Tuesday, October 29, 2019

Time Machine Beaten by the Clock

Howard Oakley:

Times here are given in UTC, which would a minute earlier have been an hour behind local time, so this backup would have actually started at 02:00:41 according to local clock time had the clocks not been changing that night. However, the clock change occurred at 02:00:00 local time, so for the second time that morning, the local time would have been showing 01:00:41, this time the same as UTC.

These entries show Time Machine successfully making its three snapshots, and naming each com.apple.TimeMachine.2019-10-27-010127, in accordance with both UTC and local time, the latter having just changed.

[…]

By an odd quirk of fate, this backup chose to try to create its three snapshots at 02:01:27. For a reason I can’t fathom, it decided to name those snapshots as if it was an hour ago, 01:01:27, which gave them identical names to those made during the last backup. Those snapshots failed because of the name conflict, and the whole backup was aborted as a result.

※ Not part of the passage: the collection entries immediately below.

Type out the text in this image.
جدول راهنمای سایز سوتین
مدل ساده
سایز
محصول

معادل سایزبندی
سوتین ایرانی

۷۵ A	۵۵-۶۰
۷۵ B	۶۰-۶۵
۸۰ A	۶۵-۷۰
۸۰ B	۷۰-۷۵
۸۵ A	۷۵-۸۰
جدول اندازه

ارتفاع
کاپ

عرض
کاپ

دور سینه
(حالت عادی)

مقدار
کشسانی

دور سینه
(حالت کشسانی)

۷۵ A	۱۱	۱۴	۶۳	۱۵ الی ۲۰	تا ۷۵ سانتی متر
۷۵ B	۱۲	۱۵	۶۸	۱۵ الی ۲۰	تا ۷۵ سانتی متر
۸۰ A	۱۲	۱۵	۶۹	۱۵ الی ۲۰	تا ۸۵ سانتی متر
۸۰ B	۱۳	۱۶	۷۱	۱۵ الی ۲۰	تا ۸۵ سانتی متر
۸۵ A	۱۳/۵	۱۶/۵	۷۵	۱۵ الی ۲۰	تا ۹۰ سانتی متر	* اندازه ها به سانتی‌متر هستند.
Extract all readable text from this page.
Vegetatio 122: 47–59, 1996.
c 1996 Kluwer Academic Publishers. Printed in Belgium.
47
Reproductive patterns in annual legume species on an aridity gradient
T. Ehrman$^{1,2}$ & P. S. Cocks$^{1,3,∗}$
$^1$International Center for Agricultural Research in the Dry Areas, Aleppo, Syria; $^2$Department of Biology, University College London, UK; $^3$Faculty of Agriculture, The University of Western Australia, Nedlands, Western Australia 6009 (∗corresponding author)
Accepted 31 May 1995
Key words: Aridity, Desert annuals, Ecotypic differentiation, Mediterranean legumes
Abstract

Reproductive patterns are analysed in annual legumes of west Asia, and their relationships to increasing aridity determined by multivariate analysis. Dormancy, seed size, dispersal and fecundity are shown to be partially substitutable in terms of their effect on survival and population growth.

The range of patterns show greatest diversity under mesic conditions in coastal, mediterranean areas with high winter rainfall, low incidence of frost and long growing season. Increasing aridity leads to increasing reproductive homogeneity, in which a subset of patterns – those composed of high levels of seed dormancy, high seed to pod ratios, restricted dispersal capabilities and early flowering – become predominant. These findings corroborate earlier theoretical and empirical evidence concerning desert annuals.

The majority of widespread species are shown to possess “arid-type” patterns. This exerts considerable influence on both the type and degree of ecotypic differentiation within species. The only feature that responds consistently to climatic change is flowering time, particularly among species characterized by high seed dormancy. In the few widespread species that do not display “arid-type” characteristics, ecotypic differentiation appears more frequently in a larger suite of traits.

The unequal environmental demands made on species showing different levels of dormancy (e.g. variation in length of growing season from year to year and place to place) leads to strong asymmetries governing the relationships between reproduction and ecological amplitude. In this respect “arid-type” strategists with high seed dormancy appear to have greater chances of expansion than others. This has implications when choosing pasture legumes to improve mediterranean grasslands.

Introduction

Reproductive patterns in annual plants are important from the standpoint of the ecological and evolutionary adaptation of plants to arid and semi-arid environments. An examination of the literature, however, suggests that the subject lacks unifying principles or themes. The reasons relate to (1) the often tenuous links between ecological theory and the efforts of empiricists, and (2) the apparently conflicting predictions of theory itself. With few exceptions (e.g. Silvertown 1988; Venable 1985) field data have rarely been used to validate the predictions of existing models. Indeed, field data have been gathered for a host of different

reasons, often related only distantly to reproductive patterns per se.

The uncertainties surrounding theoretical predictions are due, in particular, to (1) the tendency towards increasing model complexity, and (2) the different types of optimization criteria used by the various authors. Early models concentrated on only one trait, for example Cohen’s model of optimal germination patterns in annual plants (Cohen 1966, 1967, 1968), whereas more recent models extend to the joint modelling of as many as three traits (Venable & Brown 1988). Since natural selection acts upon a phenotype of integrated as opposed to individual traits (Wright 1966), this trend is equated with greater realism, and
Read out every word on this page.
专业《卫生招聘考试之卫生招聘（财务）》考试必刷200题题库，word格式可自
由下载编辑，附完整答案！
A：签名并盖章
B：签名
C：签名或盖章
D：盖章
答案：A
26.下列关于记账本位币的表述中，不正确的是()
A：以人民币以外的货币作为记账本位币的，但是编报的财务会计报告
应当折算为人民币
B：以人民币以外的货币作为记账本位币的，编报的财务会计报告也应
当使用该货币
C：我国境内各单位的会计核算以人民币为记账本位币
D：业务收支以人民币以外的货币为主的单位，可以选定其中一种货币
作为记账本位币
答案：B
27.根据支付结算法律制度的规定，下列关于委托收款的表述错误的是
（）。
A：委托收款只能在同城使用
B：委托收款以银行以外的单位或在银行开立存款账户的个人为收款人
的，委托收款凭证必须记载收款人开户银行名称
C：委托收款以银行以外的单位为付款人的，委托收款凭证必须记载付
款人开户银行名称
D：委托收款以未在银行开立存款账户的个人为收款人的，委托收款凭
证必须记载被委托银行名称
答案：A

He disagrees, but from what I see—farther from the prime meridian—Time Machine names its snapshot folders using local time, not UTC. So, even during normal operation, it’s possible for two different instants in time to map to the same name.

I’d love to know why Apple doesn’t use UTC in the filesystem. The restoration UI would still have the opportunity to format the dates for display using local time.